It took a while for me to realize I liked tofu. Now, mind you, I was thirteen years old when I went I cut out meat, and this was back in the early nineties, when vegetarians were still considered pretty exotic. At this time I had heard about tofu, but had no clue what it was, what to do with it or even what it looked like. Someone told me to go out, buy a block, and blend it into a milkshake. Well, that turned out to be awful. Someone else told me to crumble it into spaghetti sauce. Better, but it seemed like a useless ingredient that didn’t really add anything to the dish. After that I gave up on the old soy curds for a while to pursue other interests such as veggie burgers and the like.
It wasn’t until college that I cautiously approached it again, trying it in a couple of veggie stir fry type dishes. Not bad. It wasn’t until my college roommate (a fellow vegetarian) prepared it with a garlicky, cilantro peanut sauce that I fell in love. The problem was never tofu, it was me! I made the mistake of many a novice cook and thought I could simply throw it into any old recipe. Bad idea. What I needed was (1) to learn the specific techniques required to make tofu delicious, and (2) some tofu specific recipes. Now, I should mention that once you’ve mastered item (1), item (2) becomes less essential, and you will get to a point where you know just what to do in order to substitute tofu into your old meat based recipes, or better yet, develop brand new recipes for your newfound favorite veggie protein source. If you haven’t gotten item (1) down just yet, here’s a link to a great post on Herbivoracious that will help you perfect your tofu preparation skills:
As for item (2), I’m giving you a recipe to get started.
Now, the sandwich is awesome, but don’t feel limited to using this tofu in just these sandwiches. Balsamic tofu is one of my favorite, quick, weeknight throw-it-together quick items that works in lots of meals. You can try another sandwich variation, throw it on top of a salad, over pasta, or alongside some veggies for additional protein. It’s easy and delicious. I really like Trader Joe’s high protein super firm tofu for this. It’s really firm for tofu and holds up well when stacked between pieces of crusty bread.

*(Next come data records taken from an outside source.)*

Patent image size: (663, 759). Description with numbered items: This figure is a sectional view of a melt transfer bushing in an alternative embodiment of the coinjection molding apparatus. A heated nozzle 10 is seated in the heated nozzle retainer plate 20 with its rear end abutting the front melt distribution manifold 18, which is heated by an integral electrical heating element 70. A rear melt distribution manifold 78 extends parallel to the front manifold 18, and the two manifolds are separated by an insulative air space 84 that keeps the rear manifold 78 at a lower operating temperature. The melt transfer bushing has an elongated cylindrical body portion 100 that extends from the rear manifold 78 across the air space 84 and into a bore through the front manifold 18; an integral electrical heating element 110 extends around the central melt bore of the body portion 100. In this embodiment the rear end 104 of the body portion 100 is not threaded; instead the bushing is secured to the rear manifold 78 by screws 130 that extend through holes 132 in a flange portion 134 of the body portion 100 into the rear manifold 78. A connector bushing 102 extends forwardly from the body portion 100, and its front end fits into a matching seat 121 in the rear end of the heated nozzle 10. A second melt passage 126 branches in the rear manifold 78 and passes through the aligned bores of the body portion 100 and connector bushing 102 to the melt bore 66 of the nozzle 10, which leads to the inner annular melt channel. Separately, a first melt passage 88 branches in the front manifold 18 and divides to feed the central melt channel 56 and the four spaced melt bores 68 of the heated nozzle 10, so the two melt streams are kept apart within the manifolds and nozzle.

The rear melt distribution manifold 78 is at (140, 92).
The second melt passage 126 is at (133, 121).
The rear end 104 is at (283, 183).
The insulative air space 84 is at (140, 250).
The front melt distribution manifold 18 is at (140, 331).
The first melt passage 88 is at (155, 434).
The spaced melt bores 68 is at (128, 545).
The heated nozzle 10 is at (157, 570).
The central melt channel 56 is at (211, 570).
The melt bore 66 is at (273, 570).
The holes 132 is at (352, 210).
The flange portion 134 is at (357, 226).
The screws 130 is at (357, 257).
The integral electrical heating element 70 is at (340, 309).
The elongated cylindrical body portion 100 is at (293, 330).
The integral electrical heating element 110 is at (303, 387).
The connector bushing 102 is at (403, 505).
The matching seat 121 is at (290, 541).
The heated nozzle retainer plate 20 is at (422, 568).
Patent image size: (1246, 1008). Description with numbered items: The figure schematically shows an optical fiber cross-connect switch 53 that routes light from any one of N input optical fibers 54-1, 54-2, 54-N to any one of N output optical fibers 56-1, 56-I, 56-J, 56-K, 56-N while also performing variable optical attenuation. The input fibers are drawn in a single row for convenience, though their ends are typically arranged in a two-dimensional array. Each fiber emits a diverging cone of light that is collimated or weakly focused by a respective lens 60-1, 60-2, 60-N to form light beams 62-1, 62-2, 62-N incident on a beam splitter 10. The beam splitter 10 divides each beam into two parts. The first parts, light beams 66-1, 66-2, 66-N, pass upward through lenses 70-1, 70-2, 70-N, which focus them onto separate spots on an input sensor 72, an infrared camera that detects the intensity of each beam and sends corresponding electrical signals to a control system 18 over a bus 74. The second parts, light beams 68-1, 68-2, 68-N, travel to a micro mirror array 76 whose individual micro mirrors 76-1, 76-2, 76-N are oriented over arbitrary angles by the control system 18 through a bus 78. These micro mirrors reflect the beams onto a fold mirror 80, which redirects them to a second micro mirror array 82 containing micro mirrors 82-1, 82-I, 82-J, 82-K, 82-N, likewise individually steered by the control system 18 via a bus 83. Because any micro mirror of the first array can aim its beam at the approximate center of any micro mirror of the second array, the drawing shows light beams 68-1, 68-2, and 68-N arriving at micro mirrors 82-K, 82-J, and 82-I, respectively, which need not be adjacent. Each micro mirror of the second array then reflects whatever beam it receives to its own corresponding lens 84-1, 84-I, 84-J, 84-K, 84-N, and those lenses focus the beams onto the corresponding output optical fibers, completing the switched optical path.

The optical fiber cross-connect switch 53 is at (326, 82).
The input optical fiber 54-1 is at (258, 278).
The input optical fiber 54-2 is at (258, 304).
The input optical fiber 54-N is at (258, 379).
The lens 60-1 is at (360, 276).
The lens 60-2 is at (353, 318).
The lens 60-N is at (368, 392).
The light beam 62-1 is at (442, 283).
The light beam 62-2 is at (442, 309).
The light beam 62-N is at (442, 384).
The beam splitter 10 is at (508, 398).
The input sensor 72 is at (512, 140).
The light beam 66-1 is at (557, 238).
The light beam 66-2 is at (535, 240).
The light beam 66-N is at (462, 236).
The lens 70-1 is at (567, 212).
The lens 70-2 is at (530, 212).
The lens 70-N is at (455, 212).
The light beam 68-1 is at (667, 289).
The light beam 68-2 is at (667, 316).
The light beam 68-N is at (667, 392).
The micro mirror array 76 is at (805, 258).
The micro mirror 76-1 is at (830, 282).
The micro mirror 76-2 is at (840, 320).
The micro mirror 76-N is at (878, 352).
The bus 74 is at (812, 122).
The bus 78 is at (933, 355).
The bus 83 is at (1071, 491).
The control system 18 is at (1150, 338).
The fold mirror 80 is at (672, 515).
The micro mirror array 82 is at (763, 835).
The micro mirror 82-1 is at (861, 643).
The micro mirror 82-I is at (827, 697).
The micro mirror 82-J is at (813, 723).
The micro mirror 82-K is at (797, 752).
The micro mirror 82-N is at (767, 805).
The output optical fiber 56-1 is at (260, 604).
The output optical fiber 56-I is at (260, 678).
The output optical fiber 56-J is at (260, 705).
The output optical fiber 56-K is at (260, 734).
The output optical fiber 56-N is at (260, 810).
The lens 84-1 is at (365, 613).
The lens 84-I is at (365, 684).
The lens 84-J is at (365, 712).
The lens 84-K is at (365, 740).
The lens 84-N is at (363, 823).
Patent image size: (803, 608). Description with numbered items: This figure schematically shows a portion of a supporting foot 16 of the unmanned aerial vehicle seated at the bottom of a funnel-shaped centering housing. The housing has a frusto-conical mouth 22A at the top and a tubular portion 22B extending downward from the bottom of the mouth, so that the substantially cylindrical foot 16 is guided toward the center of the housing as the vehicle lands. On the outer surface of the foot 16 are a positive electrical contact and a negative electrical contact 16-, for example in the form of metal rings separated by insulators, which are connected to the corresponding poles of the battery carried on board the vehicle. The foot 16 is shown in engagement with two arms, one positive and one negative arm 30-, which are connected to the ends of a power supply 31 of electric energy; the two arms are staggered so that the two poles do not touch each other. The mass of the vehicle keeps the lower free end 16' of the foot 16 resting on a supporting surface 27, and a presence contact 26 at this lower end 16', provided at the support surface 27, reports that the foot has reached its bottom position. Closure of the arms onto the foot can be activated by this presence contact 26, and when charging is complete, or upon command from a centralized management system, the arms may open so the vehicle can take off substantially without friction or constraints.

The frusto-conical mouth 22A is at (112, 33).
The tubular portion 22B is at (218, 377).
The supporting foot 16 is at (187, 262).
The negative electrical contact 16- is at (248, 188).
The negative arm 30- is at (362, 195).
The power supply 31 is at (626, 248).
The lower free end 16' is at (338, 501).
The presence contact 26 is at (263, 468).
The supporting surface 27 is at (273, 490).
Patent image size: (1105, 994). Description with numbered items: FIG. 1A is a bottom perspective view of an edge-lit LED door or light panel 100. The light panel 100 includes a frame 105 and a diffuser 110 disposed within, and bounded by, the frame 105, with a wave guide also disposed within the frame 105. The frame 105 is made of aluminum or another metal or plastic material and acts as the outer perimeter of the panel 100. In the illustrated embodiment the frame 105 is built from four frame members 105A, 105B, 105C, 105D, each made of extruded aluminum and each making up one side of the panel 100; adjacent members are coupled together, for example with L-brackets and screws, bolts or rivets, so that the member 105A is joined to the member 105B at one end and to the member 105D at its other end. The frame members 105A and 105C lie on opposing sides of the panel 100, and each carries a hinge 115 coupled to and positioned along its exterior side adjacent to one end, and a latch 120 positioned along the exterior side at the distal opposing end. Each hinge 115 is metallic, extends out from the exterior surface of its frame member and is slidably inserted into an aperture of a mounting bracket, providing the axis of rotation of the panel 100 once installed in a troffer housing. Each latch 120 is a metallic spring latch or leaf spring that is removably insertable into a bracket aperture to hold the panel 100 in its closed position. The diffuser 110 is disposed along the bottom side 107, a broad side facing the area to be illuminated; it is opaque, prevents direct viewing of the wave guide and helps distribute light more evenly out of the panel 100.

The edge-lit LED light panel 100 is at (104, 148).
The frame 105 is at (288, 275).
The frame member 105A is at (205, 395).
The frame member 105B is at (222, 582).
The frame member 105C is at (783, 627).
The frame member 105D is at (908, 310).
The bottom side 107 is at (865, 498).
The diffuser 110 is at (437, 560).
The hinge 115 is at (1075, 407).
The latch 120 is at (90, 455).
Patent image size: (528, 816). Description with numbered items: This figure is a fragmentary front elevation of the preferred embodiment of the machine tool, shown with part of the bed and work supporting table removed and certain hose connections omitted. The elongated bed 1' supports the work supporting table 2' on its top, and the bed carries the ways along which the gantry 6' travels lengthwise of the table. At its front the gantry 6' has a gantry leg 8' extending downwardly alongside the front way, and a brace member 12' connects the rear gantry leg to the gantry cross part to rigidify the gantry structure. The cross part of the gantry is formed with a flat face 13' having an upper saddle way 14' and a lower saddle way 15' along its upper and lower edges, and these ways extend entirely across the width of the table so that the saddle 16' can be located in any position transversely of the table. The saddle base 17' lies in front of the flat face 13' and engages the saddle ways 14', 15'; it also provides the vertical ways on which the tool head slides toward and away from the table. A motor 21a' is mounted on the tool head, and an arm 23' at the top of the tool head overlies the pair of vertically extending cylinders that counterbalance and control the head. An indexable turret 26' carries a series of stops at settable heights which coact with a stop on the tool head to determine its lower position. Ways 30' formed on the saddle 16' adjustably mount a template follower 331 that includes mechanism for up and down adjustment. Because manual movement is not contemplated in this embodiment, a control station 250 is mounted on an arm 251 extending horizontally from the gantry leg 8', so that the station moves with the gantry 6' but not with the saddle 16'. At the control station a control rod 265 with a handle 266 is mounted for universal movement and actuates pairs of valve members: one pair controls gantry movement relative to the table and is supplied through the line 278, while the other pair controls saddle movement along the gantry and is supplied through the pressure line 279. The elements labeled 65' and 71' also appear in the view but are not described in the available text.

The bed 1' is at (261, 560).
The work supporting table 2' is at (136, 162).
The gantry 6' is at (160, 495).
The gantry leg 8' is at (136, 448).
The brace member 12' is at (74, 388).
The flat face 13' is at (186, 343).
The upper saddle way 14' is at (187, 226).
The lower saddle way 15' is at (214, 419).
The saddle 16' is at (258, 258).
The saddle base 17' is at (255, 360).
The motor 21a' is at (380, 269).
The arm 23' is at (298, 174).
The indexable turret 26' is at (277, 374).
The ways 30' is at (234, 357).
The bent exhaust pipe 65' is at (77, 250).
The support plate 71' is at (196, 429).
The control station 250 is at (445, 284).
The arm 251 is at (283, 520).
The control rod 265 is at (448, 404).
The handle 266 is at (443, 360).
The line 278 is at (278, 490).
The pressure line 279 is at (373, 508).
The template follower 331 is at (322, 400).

Balsamic Tofu Sandwiches with Sundried Tomato
1 lb. extra firm tofu
1-2 tbsp. olive oil
1/2 cup balsamic vinegar
Drain tofu, wrap in paper towels, and weigh down, maybe with a heavy cookbook or cutting board with some cans placed on top. You can skip this step if using the Trader Joe’s super firm variety (it doesn’t seem to hold much water). Slice into about 1/4 inch thick slabs. If you’d like to go for extra crispy, soak in salt water using the process from Herbivoracious, linked above.
Pat tofu dry and coat skillet with oil. Place over medium heat and add tofu slices. Cook slices on each side until nicely golden brown. Add balsamic vinegar to skillet, and simmer with tofu for about a minute on each side. Vinegar should reduce nicely and form a sticky coating on tofu. Remove from skillet and place on paper towels to drain.
1 bulb of roasted garlic (recipe for that here)
2 tbsp. sundried tomatoes, packed in oil and drained
1/4 cup veganaise (or mayonnaise, if you prefer)
Process everything in food processor until most of tomatoes are blended, and just a few chunks remain.
For the sandwiches:
4 long rolls or one baguette, cut into four pieces (I used ciabatta)
additional sundried tomatoes
any other veggies you’d like to add.
Once you have your tofu and mayo ready, assemble everything on your bread and munch away.